THERE will be no early Christmas for North Harbor shippers. This after some members of the Integrated North Harbor Truckers Association (INHTA) backed out of a planned reduction in surcharges.

Earlier INHTA promised to cut surcharges by 10% when the price of diesel, the fuel most commonly used by trucks, reaches the P45 per liter level. As of this writing, it is selling at P40 per liter.

INHTA president Catalino Costales told PortCalls that while fuel expenses have gone down, other costs such as maintenance, labor and truck spare parts have not seen significant drops, prompting members to retreat from the plan. The deepening global economic slowdown and the depreciation of the peso have also not helped brighten the picture.

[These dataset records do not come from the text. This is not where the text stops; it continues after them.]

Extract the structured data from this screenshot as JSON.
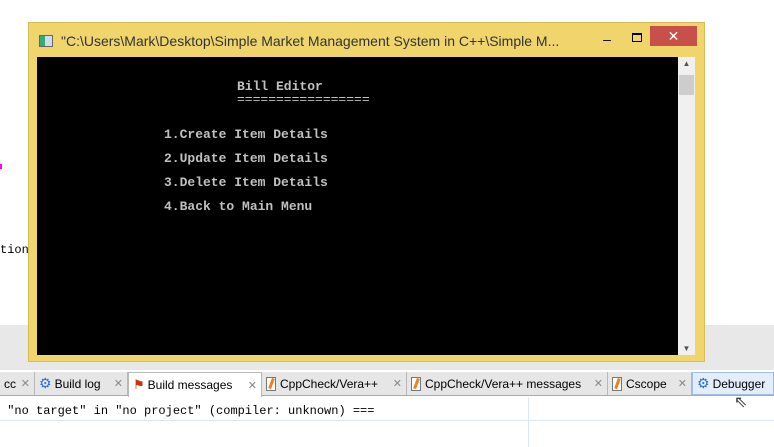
{
  "editor": {
    "partial_text": "tion"
  },
  "window": {
    "title": "\"C:\\Users\\Mark\\Desktop\\Simple Market Management System in C++\\Simple M...",
    "minimize": "‒",
    "close": "✕"
  },
  "console": {
    "heading": "Bill Editor",
    "underline": "=================",
    "items": [
      "1.Create Item Details",
      "2.Update Item Details",
      "3.Delete Item Details",
      "4.Back to Main Menu"
    ]
  },
  "tabs": [
    {
      "label": "cc"
    },
    {
      "label": "Build log"
    },
    {
      "label": "Build messages"
    },
    {
      "label": "CppCheck/Vera++"
    },
    {
      "label": "CppCheck/Vera++ messages"
    },
    {
      "label": "Cscope"
    },
    {
      "label": "Debugger"
    }
  ],
  "output": {
    "line1": " \"no target\" in \"no project\" (compiler: unknown) ==="
  }
}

“INHTA is not pushing through with the surcharge cut as announced,” Costales said. “We are not totally abandoning the scheme but will review it again when the condition somewhat stabilizes.”

“Implementing the cut now would only put us at a disadvantage and it would again take us some time to recover the cut if the current condition worsens,” Costales said.

INHTA has written off growth this year due to lower-than-expected cargo volumes. Recovery is also now unlikely even in the run-up to Christmas with the slowdown in the global economy and reduced market for Philippine exports.

Latest data from the Philippine Ports Authority (PPA) showed that total cargo throughput slumped more than 10% in the first seven months of the year.

PPA said both domestic and foreign cargoes showed weak performance with total volume dropping 7.17% and 12.61%, respectively.